Di kampung ini, orang-orang mudah saja mengenali Kakek Slamat yang punggungnya melengkung bagai bulan sabit itu. Banyak hal yang membuat kakek yang bernama asli Mulkan itu dikenal, hingga namanya pun diabadikan sebagai nama sebuah tanjakan. Apabila melintasi jalan perkebunan yang paling tinggi tanjakannya, maka rumahnya terlihat jelas dari jalan yang kala itu dikenal sebagai tanjakan tengkorak itu. Sepanjang sepuluh kilometer jalan perkebunan yang juga dipenuhi jurang pada kiri dan kanannya, serta rumah penduduk yang jumlahnya berkisar tujuh puluhan unit itu, maka tanjakan di depan rumah Kakek Slamat, memang merupakan salah satu tanjakan yang patut diwaspadai oleh para pengendara yang melintas.

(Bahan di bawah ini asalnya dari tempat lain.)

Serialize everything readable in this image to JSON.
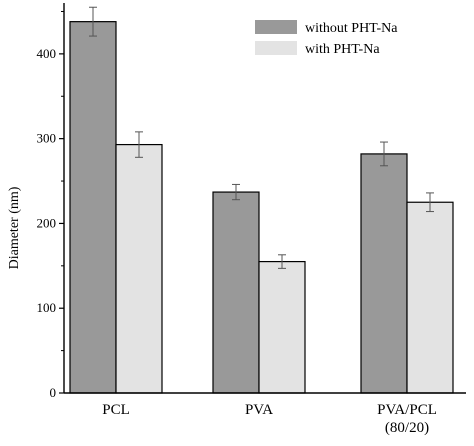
{
  "chart_data": {
    "type": "bar",
    "ylabel": "Diameter (nm)",
    "xlabel": "",
    "ylim": [
      0,
      460
    ],
    "yticks": [
      "0",
      "100",
      "200",
      "300",
      "400"
    ],
    "categories": [
      [
        "PCL"
      ],
      [
        "PVA"
      ],
      [
        "PVA/PCL",
        "(80/20)"
      ]
    ],
    "series": [
      {
        "name": "without PHT-Na",
        "color": "#999999",
        "values": [
          438,
          237,
          282
        ],
        "errors": [
          17,
          9,
          14
        ]
      },
      {
        "name": "with PHT-Na",
        "color": "#e3e3e3",
        "values": [
          293,
          155,
          225
        ],
        "errors": [
          15,
          8,
          11
        ]
      }
    ],
    "grid": false,
    "legend": "top-right"
  }
}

“Jalan di sana sangat buruk dan terjal. Tanahnya membuat
kendaraan sering kandas jika diguyur hujan lebat. Tanjakan yang paling
berbahaya adalah tanjakan di depan rumah Kakek Slamat.”
Apabila sekira satu tahun yang lalu Anda bertanya,
atau kebetulan menguping perihal jalan di depan rumah Kakek Slamat, maka
kalimat-kalimat tersebutlah yang kerap keluar dari mulut penduduk. Jika agak
keras berapi-api terdengar keluhannya, bisa jadi itu adalah si korban yang kendaraannya
pernah berjalan mundur dan terbalik. Atau apabila Anda mendengar kisah yang
pilu menyayat hati, maka bisa dipastikan itu dari keluarga si korban, yang tercatat
meregang nyawa sebanyak lima korban jiwa dalam kecelakaan di tanjakan tengkorak
itu.
Dan, sebenarnya, apabila ditelusuri betul jalan itu,
maka tanjakan tengkorak itu biasa saja dan tak terlalu tinggi. Tapi entah
kenapa, saat jalan itu masih beraspal hingga akhirnya rusak parah, banyak
sekali kendaraan yang sering mengalami gangguan atau kecelakaan. Konon
kabarnya, kata orang-orang, di sekitar tanjakan itu dulunya adalah bekas
kuburan dan dikenal sangat angker. Dan konon pula, di sana dulunya adalah hutan
belantara tempat pembuangan mayat pembunuhan.
***
Tapi begitulah. Dari semua belukar kisah pengendara
dan para korban yang luka-luka atau pun tewas di sana, maka kisah tentang Kakek
Slamat memang patut disimak sebagai pawang tanjakan yang sering memandu para
pengendara melintasi tanjakan tengkorak. Terlebih kala hujan lebat yang
berjam-jam, bahkan terjadi berhari-hari. Maka sudah bisa dipastikan jalan yang
rusak parah dan bertanah liat itu, menjadi momok bagi para pengendara yang melintasi
tanjakan yang di bawahnya terdapat rumah Kakek Slamat.
Rumah Kakek Slamat hanyalah rumah kayu yang sederhana.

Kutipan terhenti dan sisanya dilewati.